Farmer Success Strategies

Understanding our customers’ businesses provides us opportunities to identify offerings or solutions to help them accomplish their goals. Part of understanding their business involves understanding the elements they believe lead to their success. At the Center for Food and Agricultural Business, we explored farmers’ perceptions of their most critical success factors in our latest Large Commercial Producer survey. Our goal was to determine if there were differences in farmers’ perceptions of the factors that drive their success. The graph below summarizes the results from the more than 1300 farmers across the U.S. who answered the question.

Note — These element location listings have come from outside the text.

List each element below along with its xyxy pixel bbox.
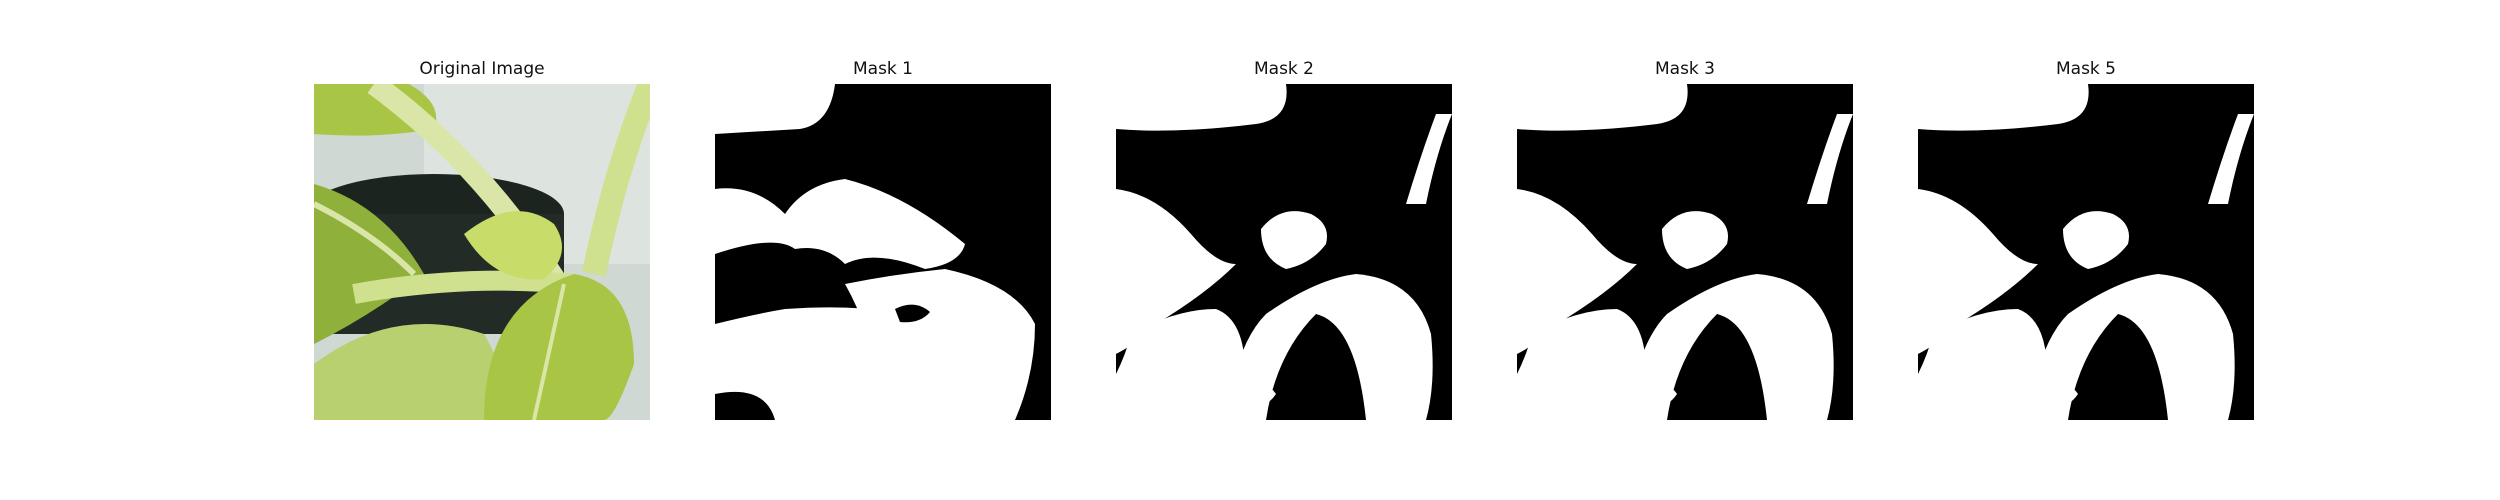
panel-title: Mask 2 <box>1253 59 1314 79</box>
panel-title: Mask 3 <box>1654 59 1715 79</box>
mask-image <box>1517 84 1853 420</box>
panel-title: Original Image <box>419 59 545 79</box>
mask-image <box>715 84 1051 420</box>
mask-image <box>1918 84 2254 420</box>
panel-title: Mask 5 <box>2055 59 2116 79</box>
original-photo <box>314 84 650 420</box>
panel-title: Mask 1 <box>852 59 913 79</box>
mask-image <box>1116 84 1452 420</box>
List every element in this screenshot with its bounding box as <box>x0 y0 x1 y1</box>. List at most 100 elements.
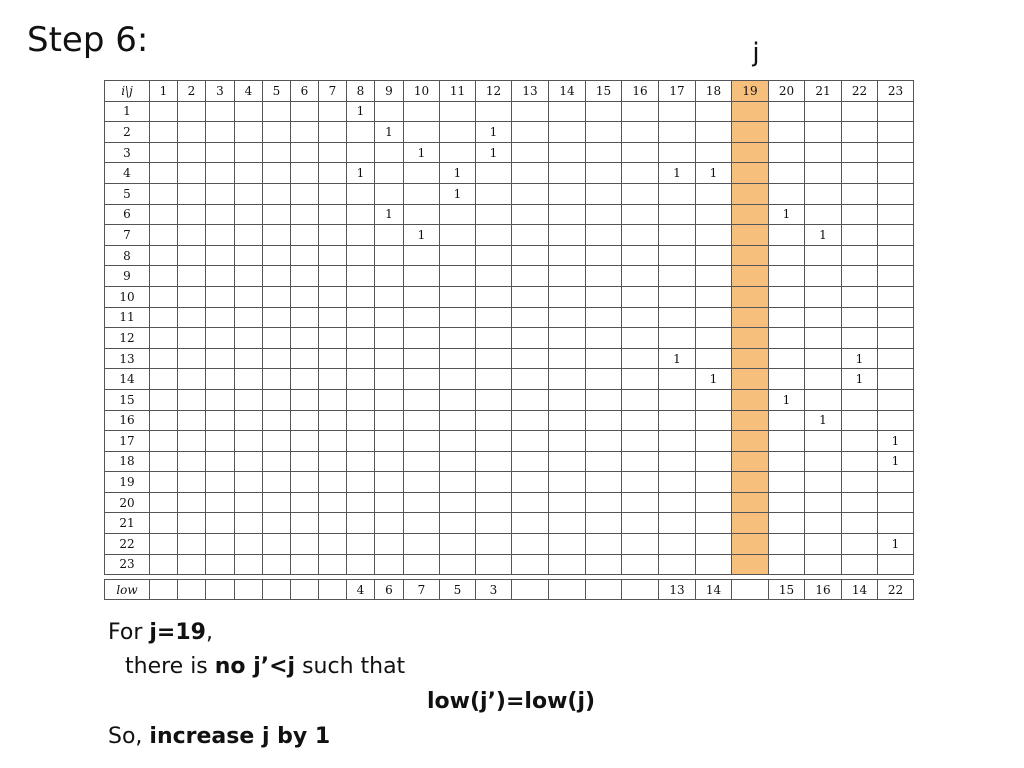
matrix-cell <box>768 306 805 329</box>
row-label: 18 <box>104 450 150 473</box>
matrix-cell <box>318 512 347 535</box>
matrix-cell <box>585 285 622 308</box>
matrix-cell <box>585 512 622 535</box>
matrix-cell <box>877 512 914 535</box>
matrix-cell <box>177 553 206 576</box>
matrix-row: 2 1 1 <box>104 121 914 143</box>
matrix-cell <box>374 388 404 411</box>
matrix-cell <box>804 244 842 267</box>
matrix-cell <box>149 244 178 267</box>
matrix-cell <box>177 512 206 535</box>
matrix-cell <box>695 285 732 308</box>
matrix-cell <box>346 409 375 432</box>
matrix-cell <box>403 100 440 123</box>
matrix-cell <box>439 388 476 411</box>
matrix-cell <box>841 203 878 226</box>
matrix-cell <box>585 306 622 329</box>
matrix-cell <box>149 327 178 349</box>
matrix-cell <box>205 121 235 143</box>
matrix-cell <box>262 409 291 432</box>
matrix-cell <box>318 471 347 493</box>
column-header: 14 <box>548 80 586 102</box>
matrix-cell <box>149 450 178 473</box>
matrix-cell <box>768 100 805 123</box>
matrix-cell <box>695 224 732 246</box>
matrix-cell <box>475 553 512 576</box>
matrix-cell <box>290 182 319 205</box>
matrix-cell: 1 <box>695 162 732 184</box>
matrix-cell <box>731 368 769 390</box>
caption-line-1-bold: j=19 <box>149 620 206 645</box>
caption-line-1-prefix: For <box>108 620 150 645</box>
matrix-cell: 1 <box>804 409 842 432</box>
slide-title: Step 6: <box>27 20 149 60</box>
matrix-cell <box>290 533 319 555</box>
matrix-cell <box>290 347 319 370</box>
matrix-cell <box>621 182 659 205</box>
matrix-cell <box>768 430 805 452</box>
matrix-cell <box>475 512 512 535</box>
matrix-cell <box>177 244 206 267</box>
matrix-cell <box>234 224 263 246</box>
matrix-row: 19 <box>104 471 914 493</box>
matrix-cell: 1 <box>346 162 375 184</box>
matrix-cell <box>585 347 622 370</box>
matrix-cell <box>804 368 842 390</box>
column-header: 22 <box>841 80 878 102</box>
matrix-cell <box>695 265 732 287</box>
matrix-cell <box>511 121 549 143</box>
matrix-cell <box>548 306 586 329</box>
matrix-cell <box>877 409 914 432</box>
matrix-cell <box>403 471 440 493</box>
matrix-cell <box>585 100 622 123</box>
matrix-cell <box>768 224 805 246</box>
matrix-cell: 1 <box>439 162 476 184</box>
matrix-row: 9 <box>104 265 914 287</box>
matrix-cell <box>374 409 404 432</box>
matrix-cell <box>177 368 206 390</box>
matrix-cell <box>234 141 263 164</box>
matrix-cell <box>234 553 263 576</box>
matrix-cell <box>149 553 178 576</box>
matrix-cell <box>439 121 476 143</box>
column-header: 21 <box>804 80 842 102</box>
matrix-cell <box>149 162 178 184</box>
low-cell <box>585 579 622 600</box>
matrix-cell: 1 <box>658 162 696 184</box>
matrix-cell <box>804 100 842 123</box>
matrix-cell <box>439 203 476 226</box>
matrix-cell <box>695 491 732 514</box>
matrix-cell <box>403 491 440 514</box>
matrix-cell <box>731 121 769 143</box>
matrix-row: 11 <box>104 306 914 329</box>
matrix-cell <box>290 491 319 514</box>
low-cell: 4 <box>346 579 375 600</box>
matrix-cell <box>548 450 586 473</box>
matrix-cell <box>511 100 549 123</box>
matrix-cell <box>841 409 878 432</box>
column-header: 9 <box>374 80 404 102</box>
matrix-row: 13 1 1 <box>104 347 914 370</box>
matrix-cell <box>374 327 404 349</box>
matrix-cell <box>205 491 235 514</box>
row-label: 16 <box>104 409 150 432</box>
matrix-cell <box>318 327 347 349</box>
matrix-cell <box>149 471 178 493</box>
matrix-cell <box>804 285 842 308</box>
matrix-cell <box>290 265 319 287</box>
matrix-cell <box>585 327 622 349</box>
matrix-cell <box>403 285 440 308</box>
matrix-cell <box>290 224 319 246</box>
matrix-cell <box>585 471 622 493</box>
matrix-cell <box>374 450 404 473</box>
column-header: 16 <box>621 80 659 102</box>
matrix-cell <box>403 265 440 287</box>
matrix-cell <box>403 162 440 184</box>
row-label: 22 <box>104 533 150 555</box>
matrix-cell <box>768 265 805 287</box>
low-cell: 13 <box>658 579 696 600</box>
matrix-cell <box>841 450 878 473</box>
matrix-cell <box>695 121 732 143</box>
matrix-cell <box>439 491 476 514</box>
low-cell <box>177 579 206 600</box>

The question asked producers to rank five factors in terms of importance to the success of their farming operation. The five factors were: people management, production management, cost management, marketing management, and asset management. The graph above indicates the proportion of farmers who ranked each of the factors 1st, 2nd, 3rd, etc. From my perspective, there are a number of insights from this preliminary set of results. Some of those insights include:

  1. The largest portion of producers identified managing cost as the No. 1 factor in their success, followed relatively closely by managing production. A deeper analysis indicates that a large portion of producers ranked those two factors as 1st and 2nd in one order or the other. I believe this is an indication of how producers focus much of their decision-making on managing their economic productivity. From a crop perspective, I would think about this as managing their cost per bushel. They understand that their business depends heavily on their ability to be as efficient as possible. This means managing costs while not giving up their yields. Dr. Mike Gunderson and I have written in the past about the importance of having conversations with our producers about product cost per bushel, rather than just the price of the product. It would seem that producers are telling us they are ready and willing to have the discussion.
  2. Marketing is not a key factor of most producers’ success. This would seem to be a counter-intuitive result as most of us would be conditioned to believe marketing skills are critically important for the farmer. I am not sure that the results suggest it is not important to have marketing skills for your farm. Instead, I believe this result is a clear indication that producers have not designed their farms to be successful based on the “hope” that they would receive consistently high prices. Most importantly, I think this result suggests that producers believe their success is based on things they can control and not things they can’t control. We would do well to understand this viewpoint as we have discussion and develop relationships with our key producer clients.
  3. A final, interesting insight, comes from examining the answers to these questions based on the age of producers. The results suggest that a larger proportion of the younger generation (18-35-year-olds) see people management as a critical part of their farms’ success. There could be a number of reasons for this. For example, a slightly larger proportion of the younger respondents in the survey come from larger farms. But this by itself doesn’t fully explain this group’s focus on people. We believe it is likely that this younger generation is part of multigenerational businesses where they have responsibility for managing people to accomplish production activities. In fact, a number of other questions in this broad survey also indicate the younger generation’s focus on people both on and off the farm business and the keen interest they seem to have in developing human relations.